During the 1916-1917 winter season, 465 Beacon was the home of real estate dealer Stephen Westcott Sleeper and his wife, Eliza Harriet (Cushing) Sleeper. They previously had lived at 336 Beacon, and had moved back there by the 1917-1918 season.
By the 1919-1920 winter season, 465 Beacon was the home of Channing Robinson and his wife, Bertha (Baldwin) Robinson. They previously had lived in Brookline. He was a cotton and yarn broker. By 1921, they were living in Duxbury.
During the 1920-1921 winter season, 465 Beacon was the home of Rear Admiral Herbert Omar Dunn, commandant of the Charlestown Navy Yard, and his wife, Eleanor (Cameron) Walker Palmer Dunn. Eleanor Dunn’s niece, Miss Eleanor Cameron Opie (daughter of John Opie, II, and Margaret Keyser (Cameron) Opie of Baltimore), lived with them. They had lived at 441 Beacon during the previous season.
Admiral Dunn retired in 1921 and they moved to their home, Ninnigret Farm, in Westerly, Rhode Island.
During the 1921-1922 winter season, 465 Beacon was the home of Dr. Charles Newton Cutler, a physician, and his wife, Carolyn (Vail) Newton. They had lived in Chelsea in 1920, where he had maintained his practice. They had moved from 465 Beacon by the next season, and by 1924 were living in Florida.
On October 22, 1922, 465 Beacon was purchased from Hettie Swift by Sarah A. (Green) O’Brien, the wife of Dr. Frederick William O’Brien. They had married in October of 1921. Prior to their marriage, he had lived at 430 Marlborough, and they lived there briefly after their marriage. They also maintained a home in North Scituate.
Frederick O’Brien was a physician and radiologist, and also was a professor of radiology at Tufts College Medical School. He maintained his medical office at 465 Beacon.
In July of 1925, he filed for (and subsequently received) permission to convert the property from a single-family dwelling into three apartments. The O’Briens lived temporarily in Brookline in 1925, but had resumed living at 465 Beacon by the 1925-1926 winter season. It remained their home and his office for the next forty years. Their sons, Frederick William O’Brien, Jr., and Richard Green O’Brien, also became radiologists and maintained their offices at 465 Beacon.
In August of 1937, Sarah O’Brien filed for (and subsequently received) permission to construct “one strong structure in rear yard for doctor’s laboratory.”
On October 26, 1961, Sara Green transferred the property to their son, Richard Green O’Brien.
The O’Briens continued to live (and he to maintain his office) at 465 Beacon until his death in December of 1965. Richard Green O’Brien continued to live and maintain his office there until the late 1960s.
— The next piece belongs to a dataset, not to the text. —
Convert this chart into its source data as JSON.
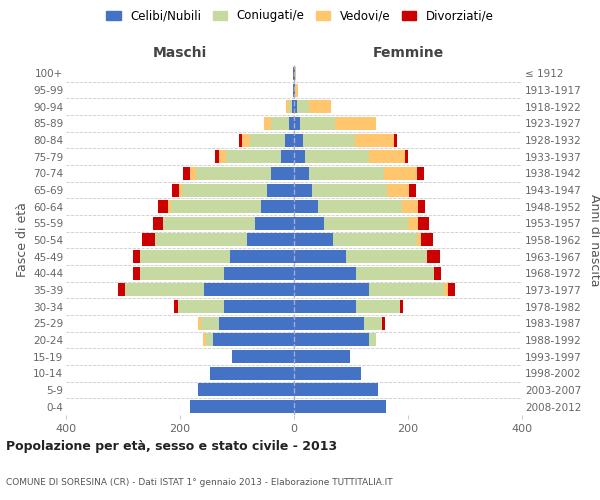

From about 1967, Eugene Gillespe also lived at 465 Beacon as caretaker.
On January 16, 1970, 465 Beacon was acquired from Richard Green O’Brien by Louise Robinson, trustee of the Louise Robinson Realty Trust. The property was shown as vacant, with Eugene Gillespe continuing to be listed as caretaker, in the 1970-1972 City Directories.
On January 30, 1973, 465 Beacon was acquired from Louise Robinson by Jean-Claude Sureau and his wife, Carole S. Sureau.
In March of 1982, Jean-Claude Sureau applied for (and subsequently received) permission to convert the property from three apartments and a doctor’s office into four apartments.
On August 21, 1985, 465 Beacon was purchased from the Sureaus by H. & P. Associates Limited Partnership II (Berton M. Hochfeld, chief executive officer).
On April 3, 1986, H. & P. Associates converted the property into four condominium units, the 465 Beacon Street Condominium.